Financials will keep bulls in charge

The Issue With Forecasting

We look to financial sector stocks as a market leader. There has never been a bull market in U.S. stocks without participation from the banks. They don’t necessarily need to be leading but they do need to participate. 

When we see the S&P Financials Index going out at new 10-year weekly closing highs, it’s hard to be bearish stocks as an asset class. This has been a big part of the aggressively bullish case for the S&P 500 since the summer of 2016 (see “Financials lead,” below). Meanwhile, the Broker Dealers Index is holding above its former all-time highs from 2007.

These are not bearish characteristics for stocks as an asset class.

“Last major test,” right, shows that the S&P Financials Index (XLF) recently broke out above the March highs, giving us a target at the all-time high from 2007 above $30. This has been our upside target for a long time and although it is still over 10% away, the last major hurdle has been eliminated. 

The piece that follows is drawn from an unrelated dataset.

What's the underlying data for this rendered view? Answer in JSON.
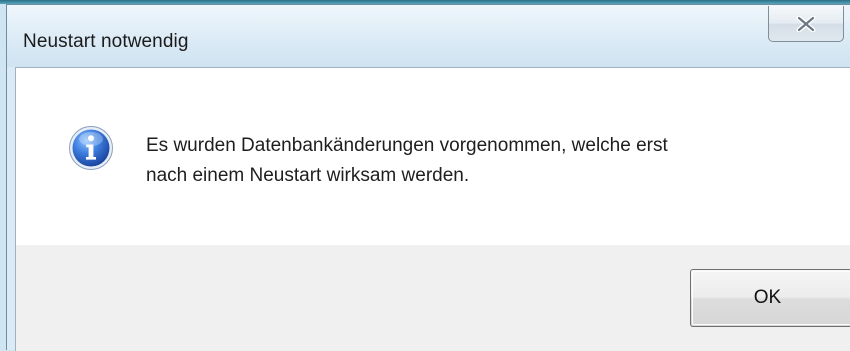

The Broker Dealers & Exchanges Index (IAI) broke out above the 2007 high in November and is just getting going (see “Breakout,” below). This index appears to be leading the parade and should rally above 73, which is still another 15% higher from here. 

The strength in financials makes it hard to be a short seller in stocks. A top/down, weight-of-the-evidence approach makes it hard to ignore the evidence. If the IAI is above the 2007 highs and the XLF is above $25 and challenging its 2007 high, we need to err by remaining very aggressively bullish on stocks as an asset class. In other words, buying weakness, not selling strength.